When iterating on a schema fix:

aveloxis migrate --skip-views   # schema + columns + backfills, no matview rebuild

This was added in v0.19.5 specifically for the “iterate on a v0.19.4 schema-error fix” workflow — the matview rebuild adds significant wall-clock time per attempt, and the views are derived data anyway. Use this during dev; let operators decide when to refresh views in production.

Version-bump checklist for a schema-touching change

  1. Add the column / index / FK / backfill to schema.sql.

  2. Add the corresponding addColumnIfMissing / execCreateIndexConcurrently / execMigrationStep to migrate.go.

  3. Write source-contract tests for both files.

  4. Write an integration test that runs RunMigrations + asserts the post-state.

  5. Bump internal/db/version.go.

  6. Add a ### Changes in vX.Y.Z section to CLAUDE.md documenting:

    • What was added and why.

    • What the migration does on existing deployments.

    • The operator command sequence to deploy (aveloxis stop all; aveloxis migrate --skip-views; aveloxis start all).

    • Any operational concern (long-running CONCURRENTLY index builds, fail-closed startup behavior, etc.).

  7. Run go test ./... AND the integration tier.

  8. (Optional but recommended) Run aveloxis data-test --released-tag <prev> --repo <test-repo> to verify the new version doesn’t lose data vs the prior release. See docs/guide/data-test.md.

What v0.21.5 made explicit: who can run migrations

Only aveloxis serve (which migrates at startup) and the dedicated aveloxis migrate subcommand are allowed to call store.Migrate(ctx).
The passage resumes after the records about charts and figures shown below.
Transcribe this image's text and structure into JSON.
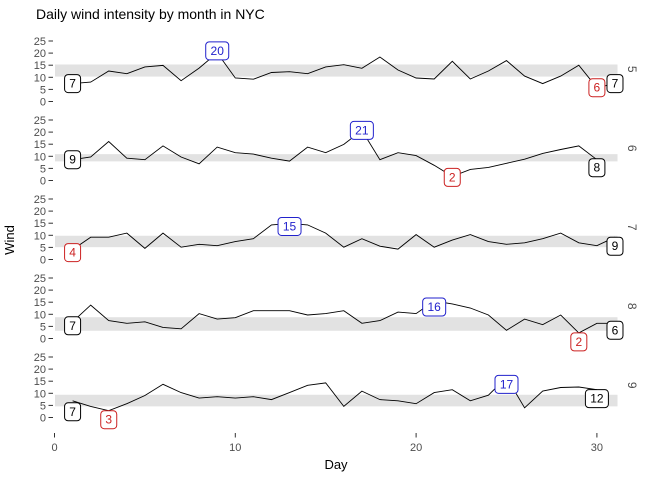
{
  "title": "Daily wind intensity by month in NYC",
  "y_axis": {
    "label": "Wind",
    "ticks": [
      0,
      5,
      10,
      15,
      20,
      25
    ]
  },
  "x_axis": {
    "label": "Day",
    "ticks": [
      0,
      10,
      20,
      30
    ]
  },
  "facet_strip_labels": [
    "5",
    "6",
    "7",
    "8",
    "9"
  ],
  "colors": {
    "label_blue": "#2222CC",
    "label_red": "#CC2222",
    "label_black": "#000000",
    "line": "#000000",
    "band": "#E2E2E2",
    "axis_text": "#4D4D4D",
    "tick_mark": "#333333"
  },
  "chart_data": {
    "type": "line",
    "title": "Daily wind intensity by month in NYC",
    "xlabel": "Day",
    "ylabel": "Wind",
    "xlim": [
      0,
      31
    ],
    "ylim": [
      0,
      25
    ],
    "grid": false,
    "legend": false,
    "facets": [
      {
        "month": "5",
        "band": [
          10.3,
          15.3
        ],
        "values": [
          7.4,
          8.0,
          12.6,
          11.5,
          14.3,
          14.9,
          8.6,
          13.8,
          20.1,
          9.7,
          9.2,
          12.0,
          12.3,
          11.5,
          14.3,
          15.2,
          13.7,
          18.4,
          13.0,
          9.7,
          9.3,
          16.6,
          9.3,
          12.6,
          16.9,
          10.5,
          7.4,
          10.5,
          15.0,
          5.7,
          7.4
        ],
        "labels": [
          {
            "text": "7",
            "color": "black",
            "day": 1,
            "value": 7.4,
            "dy": 0
          },
          {
            "text": "20",
            "color": "blue",
            "day": 9,
            "value": 20.1,
            "dy": -2
          },
          {
            "text": "6",
            "color": "red",
            "day": 30,
            "value": 5.7,
            "dy": 0
          },
          {
            "text": "7",
            "color": "black",
            "day": 31,
            "value": 7.4,
            "dy": 0
          }
        ]
      },
      {
        "month": "6",
        "band": [
          7.9,
          10.9
        ],
        "values": [
          8.6,
          9.7,
          16.1,
          9.2,
          8.6,
          14.3,
          9.7,
          6.9,
          13.8,
          11.5,
          10.9,
          9.2,
          8.0,
          13.8,
          11.5,
          14.9,
          20.7,
          8.6,
          11.5,
          10.3,
          6.3,
          1.7,
          4.6,
          5.4,
          7.1,
          8.8,
          11.2,
          12.8,
          14.3,
          8.6
        ],
        "labels": [
          {
            "text": "9",
            "color": "black",
            "day": 1,
            "value": 8.6,
            "dy": 0
          },
          {
            "text": "21",
            "color": "blue",
            "day": 17,
            "value": 20.7,
            "dy": 0
          },
          {
            "text": "2",
            "color": "red",
            "day": 22,
            "value": 1.7,
            "dy": 1
          },
          {
            "text": "8",
            "color": "black",
            "day": 30,
            "value": 8.6,
            "dy": 8
          }
        ]
      },
      {
        "month": "7",
        "band": [
          5.1,
          9.8
        ],
        "values": [
          4.1,
          9.2,
          9.2,
          10.9,
          4.6,
          10.9,
          5.1,
          6.3,
          5.7,
          7.4,
          8.6,
          14.3,
          14.9,
          14.3,
          10.9,
          5.1,
          8.6,
          5.5,
          4.3,
          10.3,
          5.1,
          8.0,
          10.3,
          7.4,
          6.3,
          6.9,
          8.6,
          10.9,
          6.9,
          5.7,
          9.2
        ],
        "labels": [
          {
            "text": "4",
            "color": "red",
            "day": 1,
            "value": 4.1,
            "dy": 3
          },
          {
            "text": "15",
            "color": "blue",
            "day": 13,
            "value": 14.9,
            "dy": 3
          },
          {
            "text": "9",
            "color": "black",
            "day": 31,
            "value": 9.2,
            "dy": 9
          }
        ]
      },
      {
        "month": "8",
        "band": [
          3.2,
          8.8
        ],
        "values": [
          6.9,
          13.8,
          7.4,
          6.3,
          6.9,
          4.6,
          4.0,
          10.3,
          8.0,
          8.6,
          11.5,
          11.5,
          11.5,
          9.7,
          10.3,
          11.5,
          6.3,
          7.4,
          10.9,
          10.3,
          15.5,
          14.3,
          12.6,
          9.7,
          3.4,
          8.0,
          5.7,
          9.7,
          2.3,
          6.3,
          6.3
        ],
        "labels": [
          {
            "text": "7",
            "color": "black",
            "day": 1,
            "value": 6.9,
            "dy": 4
          },
          {
            "text": "16",
            "color": "blue",
            "day": 21,
            "value": 15.5,
            "dy": 6
          },
          {
            "text": "2",
            "color": "red",
            "day": 29,
            "value": 2.3,
            "dy": 9
          },
          {
            "text": "6",
            "color": "black",
            "day": 31,
            "value": 6.3,
            "dy": 7
          }
        ]
      },
      {
        "month": "9",
        "band": [
          4.6,
          9.4
        ],
        "values": [
          6.9,
          4.6,
          2.8,
          5.7,
          9.1,
          13.7,
          10.3,
          8.0,
          8.6,
          8.0,
          8.6,
          7.4,
          10.3,
          13.3,
          14.3,
          4.6,
          10.9,
          7.4,
          6.9,
          5.7,
          10.3,
          11.5,
          6.9,
          9.2,
          16.6,
          4.0,
          10.9,
          12.4,
          12.6,
          11.5
        ],
        "labels": [
          {
            "text": "7",
            "color": "black",
            "day": 1,
            "value": 6.9,
            "dy": 11
          },
          {
            "text": "3",
            "color": "red",
            "day": 3,
            "value": 2.8,
            "dy": 9
          },
          {
            "text": "17",
            "color": "blue",
            "day": 25,
            "value": 16.6,
            "dy": 7
          },
          {
            "text": "12",
            "color": "black",
            "day": 30,
            "value": 11.5,
            "dy": 9
          }
        ]
      }
    ]
  }
}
Other CLIs (collect, add-repo, import-from-augur, add-key, etc.) used to defensively migrate; v0.21.5 removed those calls.

The reason: defensive migration meant aveloxis import-foundations --dry-run was triggering CREATE INDEX CONCURRENTLY rebuilds — surprising operators who expected dry-run to mean inspect-only. The current contract: if a column is missing, the operator must run aveloxis migrate first. Postgres’s “column does not exist” error is self-describing enough.

If you’re adding a new subcommand, do NOT call store.Migrate. The pre-existing test TestNonServerCommandsDoNotMigrate will catch it.

When NOT to write a migration

Don’t migrate when the change is purely in-process behavior:

  • Adding a new column to a Go struct that doesn’t map to a DB column.

  • Refactoring a function signature.

  • Adding a new config knob (those land in aveloxis.json, not the DB).

But bump the version anyway — the version is the only way operators tell two binaries apart. See code-conventions.md.